Foster sees the idealism in normalcy, as we see him watch old videos of him and his family happy together, only to have it spoiled by his tantrums. These reminders become painful to him, revealing that he wasn’t the perfect father he thought he was. What makes this character so tragic, yet also threatening to the film detractors, is how he looks average. In a world of casual and carefree residents, he stubbornly abides by the white-collar appearance that was once considered to be the ideal man in a past era. He is unaware that he is causing harm, not just to his family, but to anyone else that irritates him. As soon as Foster finally reaches his daughter and Predergast confronts him, he doesn’t realize that he’s being the bad guy.
Falling Down comes from a lineage of movies with male antiheroes and villains who are alienated by the world they live in. But what distinguishes Foster from Travis Bickle or the Joker, is that he’s mild-mannered and is less prone to become fanatical. He’s capable of sympathising with others but has trouble restraining his emotions. Foster is far from a political ideologue but is motivated by the loss of modernity he once had benefitted from that later cultivated the greediness of others in its current age. Foster is controversial with some critics, because of their fear that audiences will respond to the film by feeling validated by him and mindlessly ignoring his faults.
Michael Douglas has called his performance as Foster one of his favourites and his father Kirk Douglas has defended it. In an interview commemorating the 30th anniversary, he didn’t mind if fans of the film reacted overzealously. And why wouldn’t they? Even if some take this interpretation too far, it does have a grain of truth. When it came out, the 90s saw a plethora of pop culture that questioned whether the American Dream was even real. The influence of Falling Down was felt following his release, as it inspired the character design of Frank Grimes, a one-time character from The Simpsons who appeared in the polarizing Homer’s Enemy. Like in Falling Down, the episode’s narrative layers are similarly complicated, as Frank Grimes served as a critique of Homer’s mediocrity, that Springfield’s absurd tolerance of his sloth drives him mad.

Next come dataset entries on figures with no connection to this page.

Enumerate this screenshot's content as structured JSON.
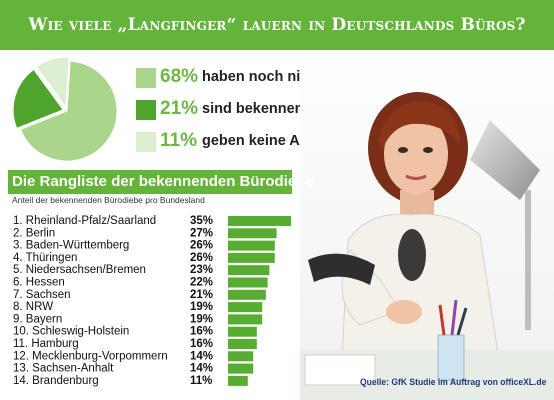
{
  "header": {
    "title": "Wie viele „Langfinger“ lauern in Deutschlands Büros?"
  },
  "colors": {
    "brand_green": "#64b43c",
    "mid_green": "#a9d68a",
    "light_green": "#dcefd0",
    "bar_green": "#56ad31"
  },
  "chart_data": [
    {
      "type": "pie",
      "values": [
        68,
        21,
        11
      ],
      "labels": [
        "haben noch nie geklaut",
        "sind bekennende Bürodiebe",
        "geben keine Antwort"
      ],
      "value_labels": [
        "68%",
        "21%",
        "11%"
      ],
      "colors": [
        "#a9d68a",
        "#4fa52c",
        "#dcefd0"
      ]
    },
    {
      "type": "bar",
      "orientation": "horizontal",
      "title": "Die Rangliste der bekennenden Bürodiebe",
      "subtitle": "Anteil der bekennenden Bürodiebe pro Bundesland",
      "categories": [
        "1. Rheinland-Pfalz/Saarland",
        "2. Berlin",
        "3. Baden-Württemberg",
        "4. Thüringen",
        "5. Niedersachsen/Bremen",
        "6. Hessen",
        "7. Sachsen",
        "8. NRW",
        "9. Bayern",
        "10. Schleswig-Holstein",
        "11. Hamburg",
        "12. Mecklenburg-Vorpommern",
        "13. Sachsen-Anhalt",
        "14. Brandenburg"
      ],
      "values": [
        35,
        27,
        26,
        26,
        23,
        22,
        21,
        19,
        19,
        16,
        16,
        14,
        14,
        11
      ],
      "value_labels": [
        "35%",
        "27%",
        "26%",
        "26%",
        "23%",
        "22%",
        "21%",
        "19%",
        "19%",
        "16%",
        "16%",
        "14%",
        "14%",
        "11%"
      ],
      "xlim": [
        0,
        35
      ],
      "grid": false
    }
  ],
  "source": "Quelle: GfK Studie im Auftrag von officeXL.de"
}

Roger Ebert’s review shows that Falling Down didn’t risk being the kind of film that validates anyone’s preconceived beliefs, because it’s hard to boil down through genre. As he notes:
Because the character is white, and many of his targets are not, the movie could be read as racist. I prefer to think of it as a reflection of the real feelings of a lot of people who, lacking the insight to see how political and economic philosophies have affected them, fall back on easy scapegoating. If you don't have a job and the Korean shop owner does, it is easy to see him as the villain. It takes a little more imagination to realize that you lost your job because of the greedy and unsound financial games of the go-go junk bond years.
Falling Down doesn’t endorse the white male rage that its fans and critics have recognized in themselves or through other people. It’s far from dangerous and nor is it manual for anyone to react to a world that doesn’t make sense. To make a reading of it based on a current-day culture war avatar does not make conversations better, but makes the viewer feel comfortable. There are more people like D-Fens that people are happy to avoid because it’s easier to point out how unstable they are and lost they are. Their issues aren’t properly addressed by the people who trust them, and hence, there will be more movies like Falling Down in the future.